By Eriq Gardner //
Biggest Surprise: Jhoulys Chacin
Coming up through the Rockies’ farm system, Chacin always surpassed expectations. Although he consistently posted an elite ERA in the minors, and was named as one of the organization’s top prospects by Baseball America and other scouting services, many figured he’d be a #3 SP at best. After all, even in single-A, Chacin never struck out a batter per inning, usually a mark that often foreshadows success. In 2010, called up to the majors by the team as an injury replacement, Chacin blew away expectations once again. Not only did he post a remarkable 3.28 ERA in his rookie season, he also fanned 138 batters in 137 innings. A pitcher with that kind of K rate who also induces as many groundballs as Chacin does has a very bright future.
Biggest Bust: Huston Street
Street has had a rocky time of late. From 2005-2007, he looked to be one of the game’s elite closers. Then, in 2008, he struggled, lost his closer’s job, and was shipped from Oakland to Colorado in the off-season. In 2009, Street bounced back with 35 saves, a WHIP under 1, and a healthy strikeout rate. Going into this season, there wasn’t much reason to believe he wouldn’t be great again. Then, injuries took their toll, and Street struggled to find his rhythm. He ended the season on a high note with a strong September, but will hardly be forgiven for a lackluster 2010 campaign overall.
2011 Keeper Alert: Ubaldo Jimenez
Jimenez was a very good pitcher before the 2010 season. This year, he became elite. Overall, he posted 19 wins, a 2.88 ERA, a 1.15 WHIP, and 214 strikeouts. Jimenez gave up only 10 HR all season, a remarkable feat for a pitcher who plays half his games at Coors Field. Some might point to a slightly low BABIP and HR/FB rates as evidence he might regress. However, what’s particularly encouraging about Jimenez is his durability. He’s a freak of nature with an easy delivery that yields high-90s heat even into the late innings of a game. Invest.

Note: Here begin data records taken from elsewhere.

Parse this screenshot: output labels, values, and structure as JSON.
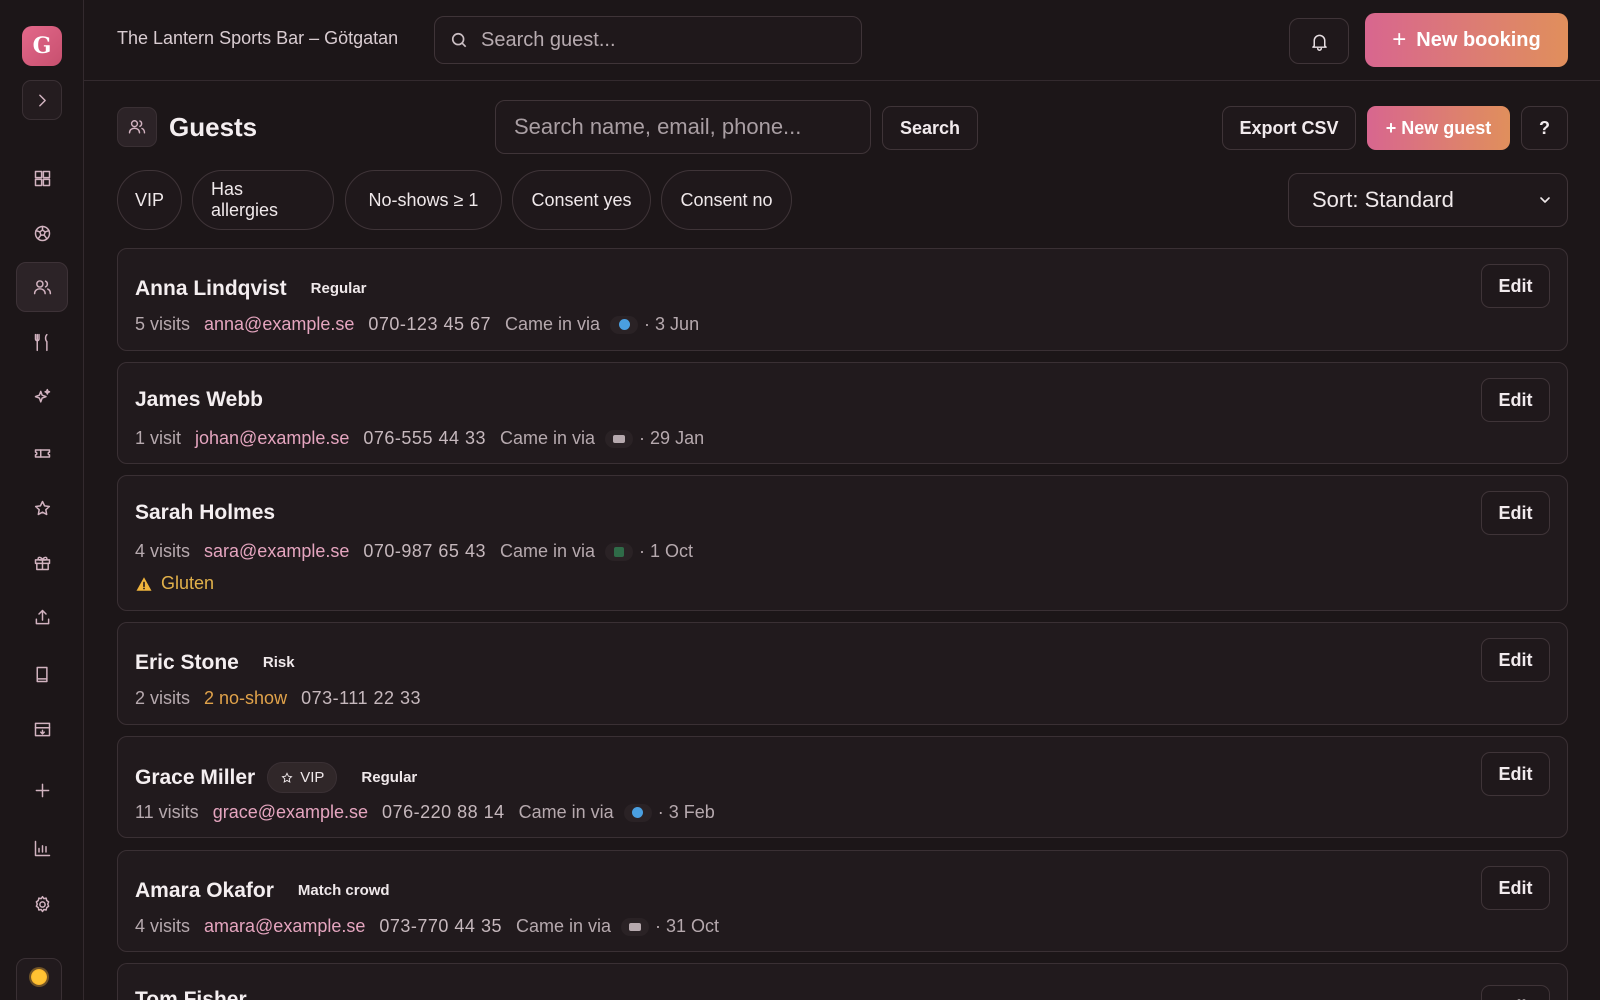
{
  "app": {
    "logo_letter": "G",
    "venue_name": "The Lantern Sports Bar – Götgatan",
    "top_search_placeholder": "Search guest...",
    "new_booking_label": "New booking"
  },
  "sidebar": {
    "items": [
      {
        "icon": "dashboard-icon",
        "active": false
      },
      {
        "icon": "football-icon",
        "active": false
      },
      {
        "icon": "users-icon",
        "active": true
      },
      {
        "icon": "utensils-icon",
        "active": false
      },
      {
        "icon": "sparkles-icon",
        "active": false
      },
      {
        "icon": "ticket-icon",
        "active": false
      },
      {
        "icon": "star-icon",
        "active": false
      },
      {
        "icon": "gift-icon",
        "active": false
      },
      {
        "icon": "upload-icon",
        "active": false
      },
      {
        "icon": "book-icon",
        "active": false
      },
      {
        "icon": "archive-icon",
        "active": false
      },
      {
        "icon": "plus-icon",
        "active": false
      },
      {
        "icon": "bar-chart-icon",
        "active": false
      },
      {
        "icon": "settings-icon",
        "active": false
      }
    ]
  },
  "page": {
    "title": "Guests",
    "search_placeholder": "Search name, email, phone...",
    "search_button": "Search",
    "export_button": "Export CSV",
    "new_guest_button": "+ New guest",
    "help_button": "?"
  },
  "filters": [
    "VIP",
    "Has allergies",
    "No-shows ≥ 1",
    "Consent yes",
    "Consent no"
  ],
  "sort": {
    "selected": "Sort: Standard"
  },
  "guests": [
    {
      "name": "Anna Lindqvist",
      "tags": [
        "Regular"
      ],
      "visits": "5 visits",
      "email": "anna@example.se",
      "phone": "070-123 45 67",
      "came_in_via": "Came in via",
      "source": "web",
      "date": "· 3 Jun",
      "edit": "Edit"
    },
    {
      "name": "James Webb",
      "tags": [],
      "visits": "1 visit",
      "email": "johan@example.se",
      "phone": "076-555 44 33",
      "came_in_via": "Came in via",
      "source": "card",
      "date": "· 29 Jan",
      "edit": "Edit"
    },
    {
      "name": "Sarah Holmes",
      "tags": [],
      "visits": "4 visits",
      "email": "sara@example.se",
      "phone": "070-987 65 43",
      "came_in_via": "Came in via",
      "source": "green",
      "date": "· 1 Oct",
      "allergy": "Gluten",
      "edit": "Edit"
    },
    {
      "name": "Eric Stone",
      "tags": [
        "Risk"
      ],
      "visits": "2 visits",
      "noshow": "2 no-show",
      "phone": "073-111 22 33",
      "edit": "Edit"
    },
    {
      "name": "Grace Miller",
      "vip_label": "VIP",
      "tags": [
        "Regular"
      ],
      "visits": "11 visits",
      "email": "grace@example.se",
      "phone": "076-220 88 14",
      "came_in_via": "Came in via",
      "source": "web",
      "date": "· 3 Feb",
      "edit": "Edit"
    },
    {
      "name": "Amara Okafor",
      "tags": [
        "Match crowd"
      ],
      "visits": "4 visits",
      "email": "amara@example.se",
      "phone": "073-770 44 35",
      "came_in_via": "Came in via",
      "source": "card",
      "date": "· 31 Oct",
      "edit": "Edit"
    },
    {
      "name": "Tom Fisher",
      "edit": "Edit"
    }
  ]
}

2011 Regression Alert: Jason Hammel
Hammel was the sleeper’s sleeper heading into the 2010 season. Throughout his career, his peripheral numbers keep getting stronger and stronger, and Hammel seemed on the verge of taking a next step. Instead, he battled injuries and ended the season with a disappointing 4.81 ERA. But look closer: His xFIP (a stat that runs along a similar scale to ERA but strips out defense, park effects and other factors a pitcher can’t control) is exactly the same as it was in 2009, at 3.81. Hammel is getting better at striking out batters and keeps the ball on the ground, similar to the way Chacin and Jimenez do. He’s still a breakout waiting to happen.